Meltdown and Spectre are not the only security problems Intel is facing these days. Today, researchers at F-Secure have revealed another weakness in Intel’s management firmware that could allow an attacker with brief physical access to PCs to gain persistent remote access to the system, thanks to weak security in Intel’s Active Management Technology (AMT) firmware—remote “out of band” device management technology installed on 100 million systems over the last decade, according to Intel.

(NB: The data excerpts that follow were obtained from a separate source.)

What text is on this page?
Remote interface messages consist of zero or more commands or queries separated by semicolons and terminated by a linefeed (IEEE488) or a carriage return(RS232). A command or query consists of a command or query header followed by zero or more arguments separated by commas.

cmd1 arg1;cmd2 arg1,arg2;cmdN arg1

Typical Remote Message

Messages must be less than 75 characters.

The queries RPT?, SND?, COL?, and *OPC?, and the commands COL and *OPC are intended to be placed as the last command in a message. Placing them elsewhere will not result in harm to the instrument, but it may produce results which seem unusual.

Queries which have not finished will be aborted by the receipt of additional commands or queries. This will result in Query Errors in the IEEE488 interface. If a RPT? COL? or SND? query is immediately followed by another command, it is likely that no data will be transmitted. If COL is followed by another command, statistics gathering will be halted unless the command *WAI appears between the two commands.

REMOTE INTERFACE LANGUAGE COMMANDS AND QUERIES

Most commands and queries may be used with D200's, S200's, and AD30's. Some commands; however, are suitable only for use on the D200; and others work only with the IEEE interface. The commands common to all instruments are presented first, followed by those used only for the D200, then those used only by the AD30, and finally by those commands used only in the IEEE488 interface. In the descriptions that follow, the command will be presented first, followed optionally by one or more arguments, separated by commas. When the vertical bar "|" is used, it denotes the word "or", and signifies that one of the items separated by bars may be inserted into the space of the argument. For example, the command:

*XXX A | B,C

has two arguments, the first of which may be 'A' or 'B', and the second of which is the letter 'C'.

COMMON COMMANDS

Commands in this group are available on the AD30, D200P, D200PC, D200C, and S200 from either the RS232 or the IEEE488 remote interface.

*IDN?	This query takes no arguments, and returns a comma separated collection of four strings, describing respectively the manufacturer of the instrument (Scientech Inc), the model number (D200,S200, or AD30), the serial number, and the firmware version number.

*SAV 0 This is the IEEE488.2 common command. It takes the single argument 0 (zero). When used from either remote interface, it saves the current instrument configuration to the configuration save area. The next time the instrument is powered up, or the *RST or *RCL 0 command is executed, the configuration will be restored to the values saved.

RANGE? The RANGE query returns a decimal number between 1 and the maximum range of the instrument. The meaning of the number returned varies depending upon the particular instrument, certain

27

Intel had already found other problems with AMT, announcing last May there was a a flaw in some versions of the firmware that could “allow an unprivileged attacker to gain control of the manageability features provided by these products.” Then in November of 2017, Intel pushed urgent security patches to PC vendors for additional management firmware vulnerable to such attacks—technologies embedded in most Intel-based PCs shipped since 2015.
But the latest vulnerability—discovered in July of 2017 by F-Secure security consultant Harry Sintonen and revealed by the company today in a blog post—is more of a feature than a bug. Notebook and desktop PCs with Intel AMT can be compromised in moments by someone with physical access to the computer—even bypassing BIOS passwords, Trusted Platform Module personal identification numbers, and Bitlocker disk encryption passwords—by rebooting the computer, entering its BIOS boot menu, and selecting configuration for Intel’s Management Engine BIOS Extension (MEBx).
If MEBx hasn’t been configured by the user or by their organization’s IT department, the attacker can log into the configuration settings using Intel’s default password of “admin.” The attacker can then change the password, enable remote access, and set the firmware to not give the computer’s user an “opt-in” message at boot time. “Now the attacker can gain access to the system remotely,” F-Secure’s release noted, “as long as they’re able to insert themselves onto the same network segment with the victim (enabling wireless access requires a few extra steps).”
The attack requires physical access. But the amount of time required to execute the attack is so short that even a notebook or desktop computer left unattended for a few minutes could be compromised in what is referred to by security researchers as an “evil maid” attack—or in this case, an evil barista, co-worker, fellow airline or train passenger, or anyone else with a few minutes of unhindered access to the computer. The remote access is limited to whatever network the targeted computer connects to, but that can include wireless networks.
Late last month, Intel issued guidelines on best practices for configuring AMT to prevent these and other types of AMT-based attacks on PCs. In the “Q&A” document, Intel acknowledged the problem, but put the onus on PC manufacturers for not properly following Intel’s advice:
Sintonen said that all the laptop computers he had tested so far were vulnerable to the attack.